La bénédiction ordinaire ayant été prononcée, la plupart des assistants avant de se retirer satisfirent leur curiosité en regardant avec plus d’attention les deux coupables, qui étaient alors debout, aussi bien que leurs gardes, pour sortir dès que la foule serait écoulée. Un murmure de compassion s’élevait parmi les spectateurs, sans doute à cause des circonstances atténuantes de l’affaire, quand tout à coup Wilson, qui, comme nous l’avons déjà dit, était fort et vigoureux, saisit un soldat de chaque main, en criant à son compagnon : « Sauve-toi ! Geordy, sauve-toi ! » puis, se jetant sur un troisième, il le retint par son habit avec ses dents. Robertson étonné restait immobile, sans penser à profiter du moyen qui lui était offert de prendre la fuite ; mais plusieurs des assistants, entraînés par un intérêt très-naturel, ayant crié : « Sauve-toi ! sauve-toi ! » il se débarrassa du quatrième soldat, s’élança hors du banc, se perdit dans la foule qui s’écoulait, sans que personne voulût arrêter un malheureux et le priver de la dernière chance d’échapper à la mort. Il gagna la porte, et toutes les recherches que l’on fit ensuite pour le découvrir furent infructueuses.

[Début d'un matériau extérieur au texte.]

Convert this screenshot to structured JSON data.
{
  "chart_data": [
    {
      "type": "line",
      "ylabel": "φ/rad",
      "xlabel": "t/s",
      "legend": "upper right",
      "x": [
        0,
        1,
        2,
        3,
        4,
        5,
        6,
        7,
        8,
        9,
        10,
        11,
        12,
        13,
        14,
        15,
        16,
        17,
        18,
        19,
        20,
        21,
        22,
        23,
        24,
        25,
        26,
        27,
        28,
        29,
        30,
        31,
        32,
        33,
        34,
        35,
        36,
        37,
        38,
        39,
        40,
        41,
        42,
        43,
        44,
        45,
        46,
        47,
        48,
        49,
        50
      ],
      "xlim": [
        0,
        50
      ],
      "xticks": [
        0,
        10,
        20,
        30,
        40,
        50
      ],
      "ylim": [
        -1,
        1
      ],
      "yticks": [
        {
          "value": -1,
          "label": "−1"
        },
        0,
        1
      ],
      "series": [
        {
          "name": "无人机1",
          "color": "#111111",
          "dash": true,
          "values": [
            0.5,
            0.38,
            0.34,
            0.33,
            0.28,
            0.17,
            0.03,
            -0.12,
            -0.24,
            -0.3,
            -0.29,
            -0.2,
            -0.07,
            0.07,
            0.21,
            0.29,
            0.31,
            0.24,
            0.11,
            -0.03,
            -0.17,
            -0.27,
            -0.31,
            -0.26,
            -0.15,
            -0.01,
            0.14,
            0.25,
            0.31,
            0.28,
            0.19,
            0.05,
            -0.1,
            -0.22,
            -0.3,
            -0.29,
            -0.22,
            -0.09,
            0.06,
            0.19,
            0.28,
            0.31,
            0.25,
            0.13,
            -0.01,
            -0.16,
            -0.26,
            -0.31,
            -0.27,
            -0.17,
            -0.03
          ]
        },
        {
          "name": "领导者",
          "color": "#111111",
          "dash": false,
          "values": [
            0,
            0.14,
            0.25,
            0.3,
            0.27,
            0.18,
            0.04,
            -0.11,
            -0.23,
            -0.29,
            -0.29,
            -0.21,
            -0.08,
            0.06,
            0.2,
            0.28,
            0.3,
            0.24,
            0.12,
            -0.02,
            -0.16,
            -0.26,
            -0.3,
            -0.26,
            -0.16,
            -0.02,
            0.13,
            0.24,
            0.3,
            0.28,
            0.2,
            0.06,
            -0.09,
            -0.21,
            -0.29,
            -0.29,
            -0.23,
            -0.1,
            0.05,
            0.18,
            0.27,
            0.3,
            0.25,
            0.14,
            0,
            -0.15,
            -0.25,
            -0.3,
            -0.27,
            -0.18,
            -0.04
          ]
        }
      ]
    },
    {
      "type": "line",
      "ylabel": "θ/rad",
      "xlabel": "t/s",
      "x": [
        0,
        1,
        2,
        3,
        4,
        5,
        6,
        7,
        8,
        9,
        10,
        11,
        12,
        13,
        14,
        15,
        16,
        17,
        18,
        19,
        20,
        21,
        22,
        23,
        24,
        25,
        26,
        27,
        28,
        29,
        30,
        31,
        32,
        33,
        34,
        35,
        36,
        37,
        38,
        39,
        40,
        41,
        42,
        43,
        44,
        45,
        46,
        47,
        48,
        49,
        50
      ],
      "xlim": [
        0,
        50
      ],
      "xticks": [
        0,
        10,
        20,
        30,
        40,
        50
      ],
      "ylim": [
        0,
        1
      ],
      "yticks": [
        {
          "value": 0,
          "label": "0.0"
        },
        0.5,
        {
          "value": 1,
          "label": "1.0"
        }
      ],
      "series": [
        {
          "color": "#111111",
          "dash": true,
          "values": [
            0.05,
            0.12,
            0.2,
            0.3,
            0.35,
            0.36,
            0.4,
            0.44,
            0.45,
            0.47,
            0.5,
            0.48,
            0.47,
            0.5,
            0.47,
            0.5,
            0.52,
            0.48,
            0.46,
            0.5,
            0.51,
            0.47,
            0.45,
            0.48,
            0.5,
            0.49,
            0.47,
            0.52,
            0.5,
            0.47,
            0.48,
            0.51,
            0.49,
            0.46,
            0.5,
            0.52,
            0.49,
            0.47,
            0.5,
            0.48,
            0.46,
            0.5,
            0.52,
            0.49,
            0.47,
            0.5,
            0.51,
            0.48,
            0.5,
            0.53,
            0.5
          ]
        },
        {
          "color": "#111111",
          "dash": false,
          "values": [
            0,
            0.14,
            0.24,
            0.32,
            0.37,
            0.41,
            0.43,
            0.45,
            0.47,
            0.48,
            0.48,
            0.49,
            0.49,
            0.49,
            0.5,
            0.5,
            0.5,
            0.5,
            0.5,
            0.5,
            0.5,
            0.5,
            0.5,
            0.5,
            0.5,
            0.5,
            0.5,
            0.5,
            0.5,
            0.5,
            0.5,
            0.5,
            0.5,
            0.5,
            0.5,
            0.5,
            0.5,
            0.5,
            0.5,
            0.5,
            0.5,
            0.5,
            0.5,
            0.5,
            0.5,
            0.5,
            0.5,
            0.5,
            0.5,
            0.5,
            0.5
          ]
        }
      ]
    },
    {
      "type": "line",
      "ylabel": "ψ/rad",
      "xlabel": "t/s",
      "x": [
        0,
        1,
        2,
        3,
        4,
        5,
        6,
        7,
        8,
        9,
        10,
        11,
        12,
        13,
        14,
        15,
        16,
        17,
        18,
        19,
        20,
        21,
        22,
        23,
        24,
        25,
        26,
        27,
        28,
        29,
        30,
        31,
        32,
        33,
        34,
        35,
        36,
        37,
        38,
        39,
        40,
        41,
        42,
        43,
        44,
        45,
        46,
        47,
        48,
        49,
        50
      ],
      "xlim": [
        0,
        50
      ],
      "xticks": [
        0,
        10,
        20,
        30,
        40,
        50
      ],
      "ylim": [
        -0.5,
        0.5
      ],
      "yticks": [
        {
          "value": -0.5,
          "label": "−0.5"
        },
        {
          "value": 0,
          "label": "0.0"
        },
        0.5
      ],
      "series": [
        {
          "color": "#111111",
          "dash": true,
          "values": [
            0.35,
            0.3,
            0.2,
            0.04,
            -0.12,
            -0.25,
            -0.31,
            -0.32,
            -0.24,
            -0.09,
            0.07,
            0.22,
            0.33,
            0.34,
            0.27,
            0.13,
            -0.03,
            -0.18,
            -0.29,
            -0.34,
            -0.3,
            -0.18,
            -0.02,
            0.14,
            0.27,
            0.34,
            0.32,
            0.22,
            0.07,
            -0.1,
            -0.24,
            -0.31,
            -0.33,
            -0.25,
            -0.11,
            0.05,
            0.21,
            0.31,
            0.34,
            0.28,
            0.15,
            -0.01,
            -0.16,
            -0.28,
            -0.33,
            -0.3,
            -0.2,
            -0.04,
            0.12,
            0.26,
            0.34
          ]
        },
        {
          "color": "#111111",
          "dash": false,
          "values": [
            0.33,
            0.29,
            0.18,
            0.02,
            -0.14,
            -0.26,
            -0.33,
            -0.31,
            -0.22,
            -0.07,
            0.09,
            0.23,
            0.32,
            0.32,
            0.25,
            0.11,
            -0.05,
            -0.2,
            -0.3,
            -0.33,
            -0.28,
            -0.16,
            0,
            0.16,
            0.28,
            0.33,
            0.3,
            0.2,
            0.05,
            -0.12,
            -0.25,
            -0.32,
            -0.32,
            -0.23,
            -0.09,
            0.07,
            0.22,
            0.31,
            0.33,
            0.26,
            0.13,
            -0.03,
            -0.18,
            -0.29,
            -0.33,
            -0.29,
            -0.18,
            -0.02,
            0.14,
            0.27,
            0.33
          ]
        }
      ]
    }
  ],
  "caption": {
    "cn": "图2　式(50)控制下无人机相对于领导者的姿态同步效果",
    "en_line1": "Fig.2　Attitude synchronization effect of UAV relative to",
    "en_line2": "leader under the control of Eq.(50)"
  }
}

L’intrépidité généreuse que Wilson montra en cette occasion augmenta encore la compassion qu’excitait son sort. Le public, quand il est dégagé de toute prévention, embrasse ordinairement le parti de l’humanité ; il admira la conduite de Wilson et se réjouit de la fuite de Robertson. Ce sentiment était si général, qu’un bruit vague courut que Wilson serait délivré au moment de l’exécution, soit par la populace, soit par quelques-uns de ses anciens associés, soit par un nouvel acte de force et de courage de sa part. Les magistrats jugèrent qu’il était de leur devoir de prendre les mesures les plus efficaces pour empêcher toute espèce de troubles. Ils mirent donc sur pied, pour assurer force à la loi, la plus grande partie de la garde de la ville, sous les ordres du capitaine Porteous, dont le nom est devenu mémorable depuis les tristes événements de cette journée et ceux qui en furent la suite. Il paraît nécessaire de dire un mot de cet officier et du corps qu’il commandait ; mais le sujet est assez important pour mériter un nouveau chapitre.